The estate had a net value of approximately $1.25 million. The deceased mother aged 93 left behind a son aged 69, another son aged 66, and a daughter aged 61. No provision was made in the Will for the 69 year old son, who had no superannuation, did not own his own home (nor did his wife), and was bankrupt (as was his wife).
The deceased left behind a letter stating as follows:
“It has come to my attention that my Will dated 23 June 2003 may become the object of a challenge by my eldest son Terry Burke. I am setting down the following remarks, so that it is clear as to why I made the decisions contained within that document.”
The letter went on to outline numerous facts including that her eldest son did not invite anyone from the family to his wedding, did not attend his own son’s funeral, and that he became totally estranged from the extended family without explanation.
The Court noted an earlier judgment of the Court of Appeal in which it was stated that “. . .the Court should accept that testators are, in certain circumstances, entitled to make no provision for children, particularly in the case of children who treat their parents callously, by withholding without proper justification, their support and love from them in their declining years. Even more so where that callousness is compounded by hostility.”
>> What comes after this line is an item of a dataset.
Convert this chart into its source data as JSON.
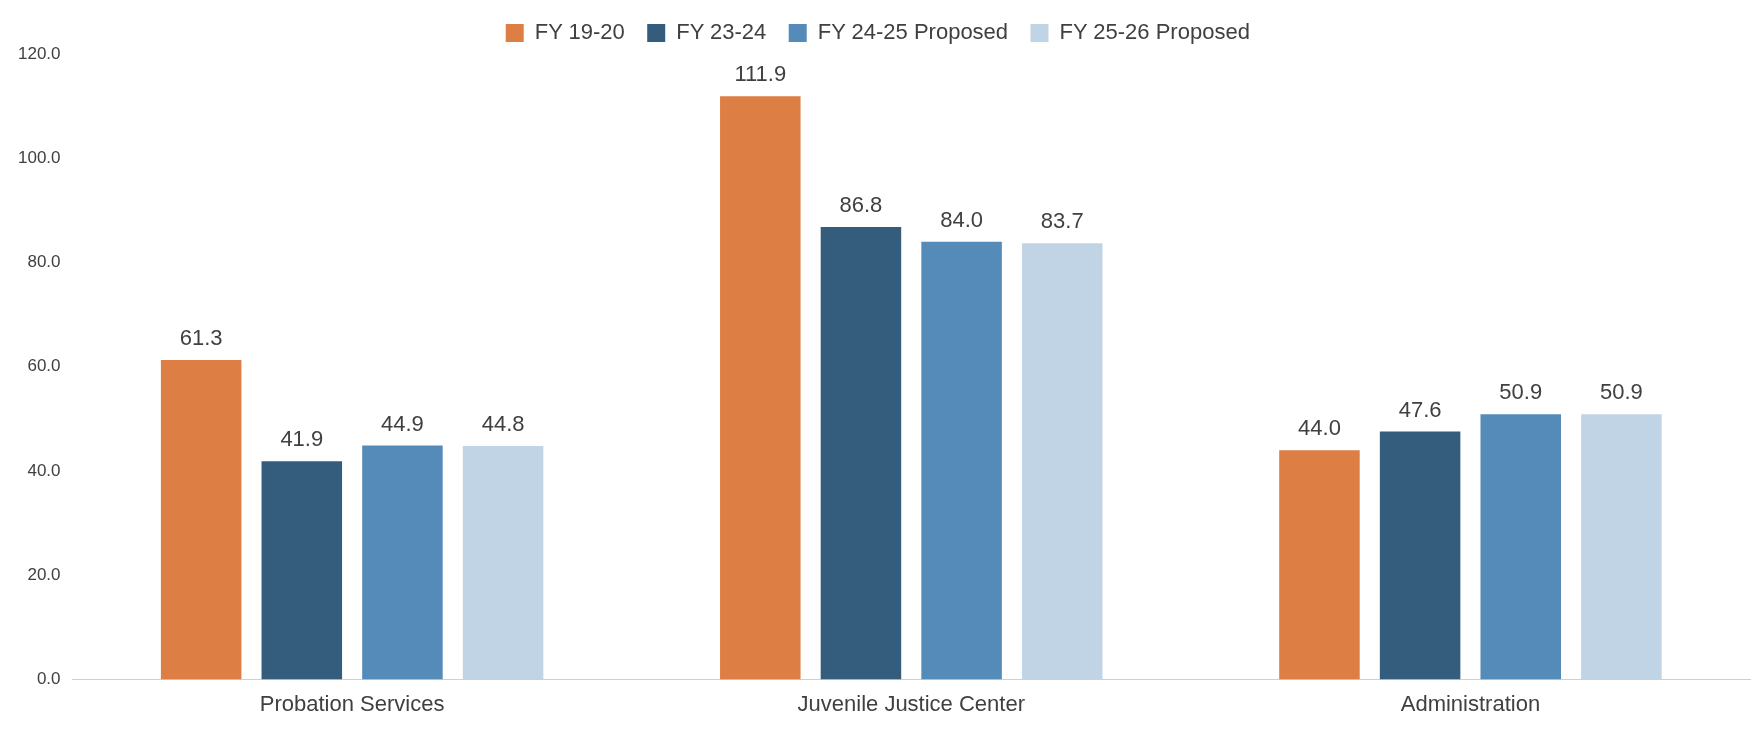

The Judge accepted that on all the evidence it appeared that the plaintiff wanted nothing to do with his mother or the rest of his family. Justice Rein concluded that:
“. . .in my view the deceased was entitled, notwithstanding the fact that the plaintiff was her son, to regard him as a person undeserving of any benefit from her estate whatever his financial circumstances at the time of his application. I do not think that members of the community would regard such a view by the deceased as not right or as inappropriate even were the deceased to be aware that her son had fallen on hard times following the failure of his business. Accordingly, notwithstanding the poor financial circumstances and taking all matters favourable to him into account including the size of the estate I think no provision ought be made out of the estate for him”.